Panama Patrol (20 March 1939)

Panama Patrol (20 March 1939)  

IMDb metadata is runtime of 1 hour and 7 minutes, rated 5.1/10.0  by 49 cinematizens 

Genre:  mystery

Verdict:  Oh hum

Stanley Banks before he retired and became the Father of the Bride heads the code breakers in DC whose main interest seems to be lunch.  Everyone has military ranks apart from the secretary whom Stanley aims to make Mother of the Bride just as soon as this case is over.  (Psst! Though a Mrs Ames is already on the scene.) Wait, what case is that?  The Coors Silver Bullets? No, then the fraternity brothers lost intent in right there. 

Some Asians are up to no good.  Before the code can be broken it has to be translated from the Kanji characters into Indiana English.  Every time the code breakers get a break the Asians get a fast-break ahead again.  How do the devils do it?  

Spoiler.  No red blooded, white skinned code breaker can read those chicken scratches so they hire off the street a translator named Arlie.  He comes and goes as he pleases in their top secret super hush-hush headquarters guarded by a watchman who cannot see over his open mouth on the rare occasions when he is awake. It turns out Arlie is one of the code makers and he doctors his translations to throw off the code breakers!  He disguises himself by wearing glasses. What a devil!

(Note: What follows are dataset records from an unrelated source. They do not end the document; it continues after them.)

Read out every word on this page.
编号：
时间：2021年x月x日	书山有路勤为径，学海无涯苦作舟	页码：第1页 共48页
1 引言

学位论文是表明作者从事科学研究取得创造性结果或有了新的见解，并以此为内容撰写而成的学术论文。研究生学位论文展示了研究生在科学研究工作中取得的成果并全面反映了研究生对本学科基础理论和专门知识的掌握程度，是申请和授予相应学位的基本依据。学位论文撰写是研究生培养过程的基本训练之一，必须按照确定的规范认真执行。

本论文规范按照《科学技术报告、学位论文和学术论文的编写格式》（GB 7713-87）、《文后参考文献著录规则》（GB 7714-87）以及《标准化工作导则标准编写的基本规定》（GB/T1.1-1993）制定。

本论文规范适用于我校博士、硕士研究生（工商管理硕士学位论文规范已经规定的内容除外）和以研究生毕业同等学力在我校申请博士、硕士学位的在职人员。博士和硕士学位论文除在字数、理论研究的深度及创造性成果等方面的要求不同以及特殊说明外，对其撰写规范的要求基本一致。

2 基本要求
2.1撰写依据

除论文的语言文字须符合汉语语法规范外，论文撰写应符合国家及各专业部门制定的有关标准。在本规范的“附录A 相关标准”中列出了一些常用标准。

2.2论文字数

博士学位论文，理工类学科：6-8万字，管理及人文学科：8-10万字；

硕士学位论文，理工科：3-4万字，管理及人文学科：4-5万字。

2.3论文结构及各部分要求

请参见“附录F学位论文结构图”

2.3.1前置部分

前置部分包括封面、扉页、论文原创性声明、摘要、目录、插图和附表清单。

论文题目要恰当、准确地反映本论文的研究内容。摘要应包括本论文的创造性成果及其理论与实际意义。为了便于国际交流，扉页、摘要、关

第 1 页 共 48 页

It takes the top notch code breakers an hour and several deaths to figure out that someone — who could it be? — is reading their mail even before they do: They of unmatched wisdom.  

What is interesting is the romance between Arlie and fellow conspirator Lia (who is played by the aforementioned Mrs Ames).  The scenes between these two are genuinely touching and played superbly in this otherwise bland production from the brothers Warner.  I wanted to know more about Arlie and Lia, where they came from, how they met, what motivated them, what they hoped to achieve, where would they go in the future, what cellphone plan did they have?  So many questions. Gerald Mohr also does a nice turn as the traitorous Republican pilot.  

No such interest was sparked by Stanley and his crew.   There are, by the way, no scenes in Panama. In contrast see Charlie Chan in Panama (1942).

Some of the simis on the IMDb suppose the villains are Chinese.  Oh hum.  Japan had invaded China in 1937 and many Chinese got help and encouragement from Americans.  Much more likely the intention was to make the audience, if such there was, think they were Japanese, but nothing explicit was noticed by this auditor during occasional periods of attention.